Vectors Not Text: What appears as text in a PDF may be vectors or filled paths. During import they will remain as such, they are not converted to text objects. For example, two crossing lines may look like the letter X, but that doesn’t make it so. To check for yourself, open the PDF in the Adobe free viewer and use the find tool on what appears to be text. If the viewer highlights it, there is a good chance you will get mtext objects. Even CAD engines will output vectors when certain fonts (like ROMANS) are used.
The precision from the original drawing is lost forever. Even if the PDF contains vectors, the coordinates have been scaled to page coordinates and a lot of precision has been lost.

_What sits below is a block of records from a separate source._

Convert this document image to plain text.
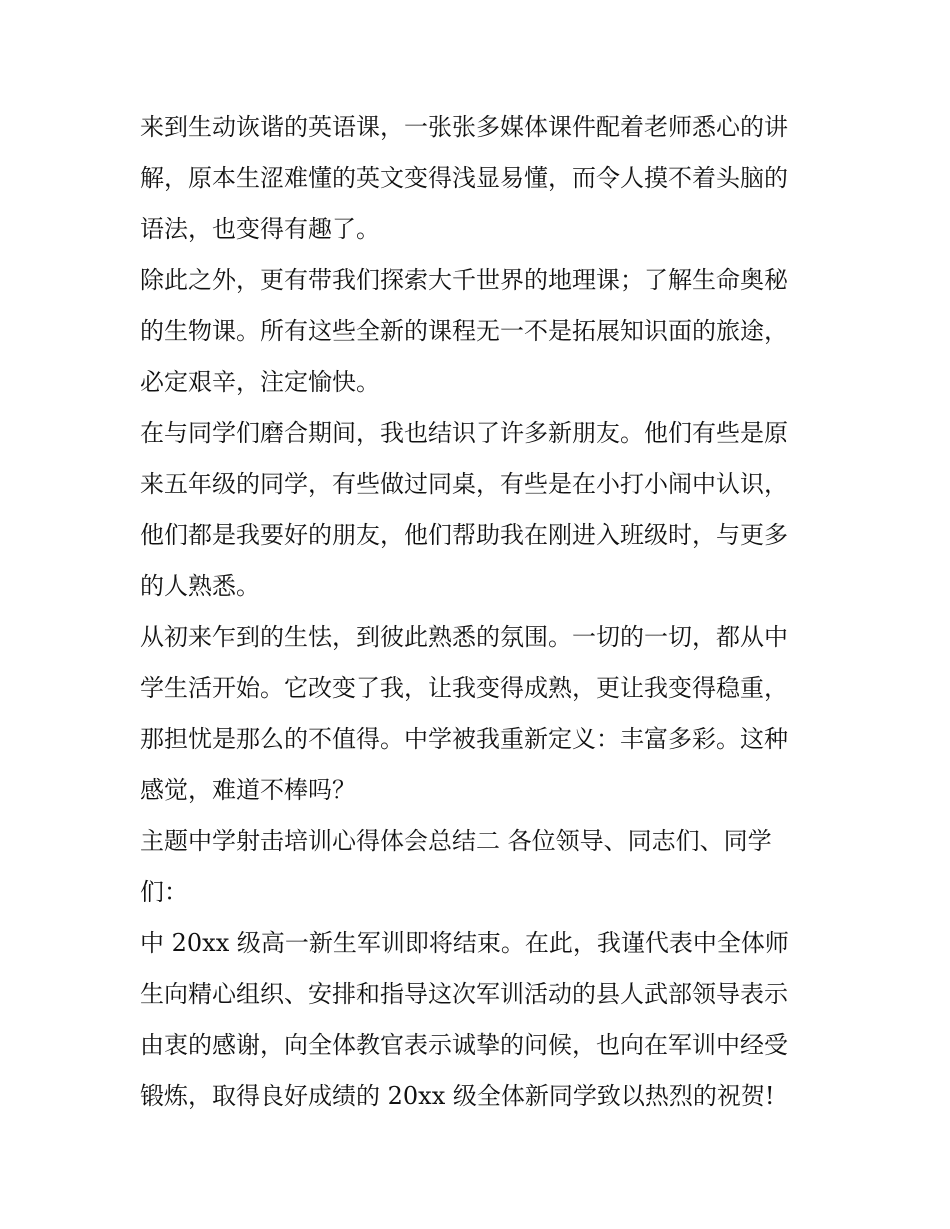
来到生动诙谐的英语课，一张张多媒体课件配着老师悉心的讲
解，原本生涩难懂的英文变得浅显易懂，而令人摸不着头脑的
语法，也变得有趣了。
除此之外，更有带我们探索大千世界的地理课；了解生命奥秘
的生物课。所有这些全新的课程无一不是拓展知识面的旅途，
必定艰辛，注定愉快。
在与同学们磨合期间，我也结识了许多新朋友。他们有些是原
来五年级的同学，有些做过同桌，有些是在小打小闹中认识，
他们都是我要好的朋友，他们帮助我在刚进入班级时，与更多
的人熟悉。
从初来乍到的生怯，到彼此熟悉的氛围。一切的一切，都从中
学生活开始。它改变了我，让我变得成熟，更让我变得稳重，
那担忧是那么的不值得。中学被我重新定义：丰富多彩。这种
感觉，难道不棒吗？
主题中学射击培训心得体会总结二 各位领导、同志们、同学
们：
中 20xx 级高一新生军训即将结束。在此，我谨代表中全体师
生向精心组织、安排和指导这次军训活动的县人武部领导表示
由衷的感谢，向全体教官表示诚挚的问候，也向在军训中经受
锻炼，取得良好成绩的 20xx 级全体新同学致以热烈的祝贺!
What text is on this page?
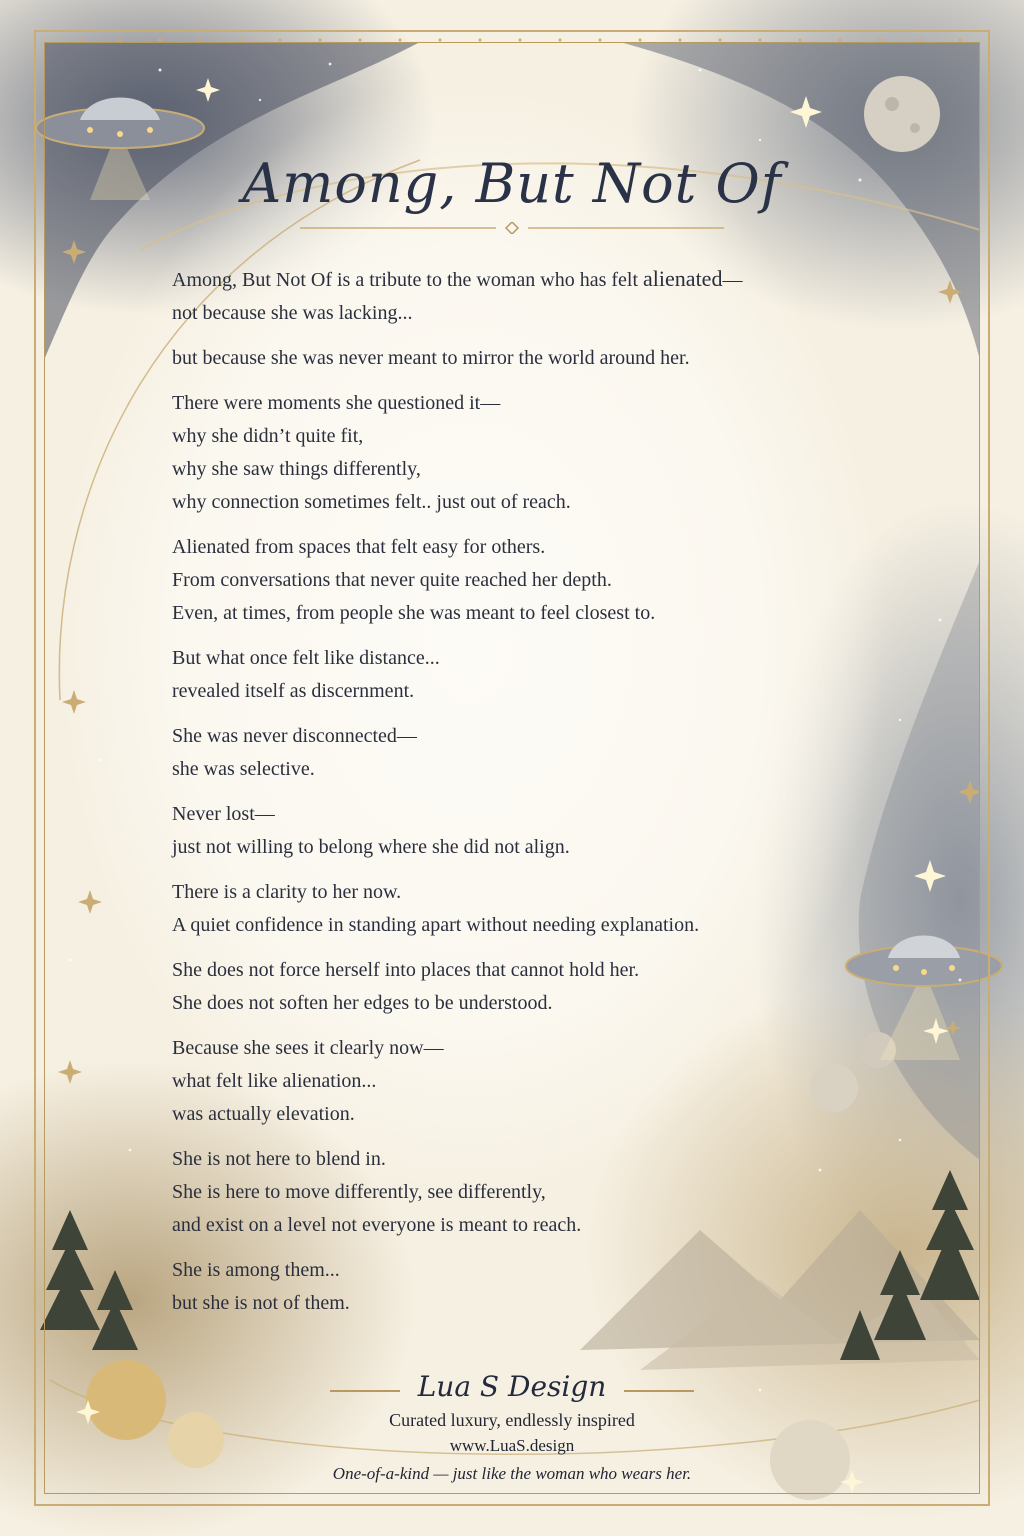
Among, But Not Of
Among, But Not Of is a tribute to the woman who has felt alienated—
not because she was lacking...
but because she was never meant to mirror the world around her.
There were moments she questioned it—
why she didn’t quite fit,
why she saw things differently,
why connection sometimes felt.. just out of reach.
Alienated from spaces that felt easy for others.
From conversations that never quite reached her depth.
Even, at times, from people she was meant to feel closest to.
But what once felt like distance...
revealed itself as discernment.
She was never disconnected—
she was selective.
Never lost—
just not willing to belong where she did not align.
There is a clarity to her now.
A quiet confidence in standing apart without needing explanation.
She does not force herself into places that cannot hold her.
She does not soften her edges to be understood.
Because she sees it clearly now—
what felt like alienation...
was actually elevation.
She is not here to blend in.
She is here to move differently, see differently,
and exist on a level not everyone is meant to reach.
She is among them...
but she is not of them.
Lua S Design
Curated luxury, endlessly inspired
www.LuaS.design
One-of-a-kind — just like the woman who wears her.
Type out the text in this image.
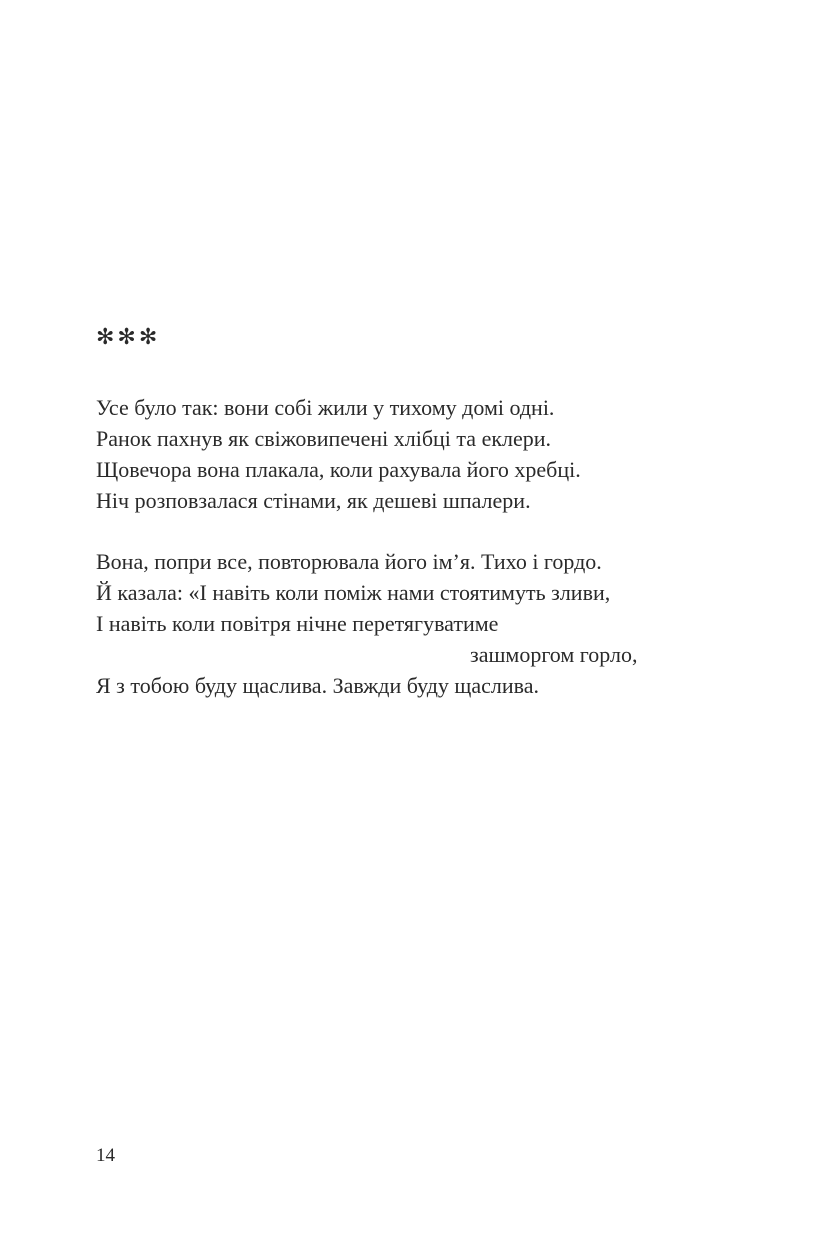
✻✻✻

Усе було так: вони собі жили у тихому домі одні.
Ранок пахнув як свіжовипечені хлібці та еклери.
Щовечора вона плакала, коли рахувала його хребці.
Ніч розповзалася стінами, як дешеві шпалери.

Вона, попри все, повторювала його ім’я. Тихо і гордо.
Й казала: «І навіть коли поміж нами стоятимуть зливи,
І навіть коли повітря нічне перетягуватиме
зашморгом горло,
Я з тобою буду щаслива. Завжди буду щаслива.

14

Don’t ever consider designing anything important from the contents of a PDF. If you design a building based on the contents of a PDF, let us know so we can be sure to never get near it.
PDF File Sizes
The PDF file size mostly depends on the content of the PDF, here are some contributing problems.
Overscanned Images: It seems scanner manufacturers are in a race to see who can produce the highest dpi scan resolution. If the source document has crisp linework then 300 dpi might be justified, but more than that is overkill and only results in a larger file that takes longer to email and process, especially displaying it your drawing.
Bad Vector Definitions: Even a vector based PDF can be a bloated mess. Keep in mind that not all PDF creators are equal. For example, while one driver may write out text as a lean text element, another may (especially if its width factor is changed) write out each letter as a large collection of filled triangles. Take for example this innocent looking letter “S”, which contained 471 objects!
The CAD engine doesn’t know it’s a letter S and has to treat it with as much importance as any other part of your file. This users file (1.2mb) contained nearly 325,000 objects that obviously was bogging down the CAD engine. You can turn off the PDFOSNAP system variable to improve snaps.
With the understanding of these limitations (and now having reasonable expectations), there are converters like DotSoft’s PDF2DWG that make it possible to import these primitives from PDF files into AutoCAD.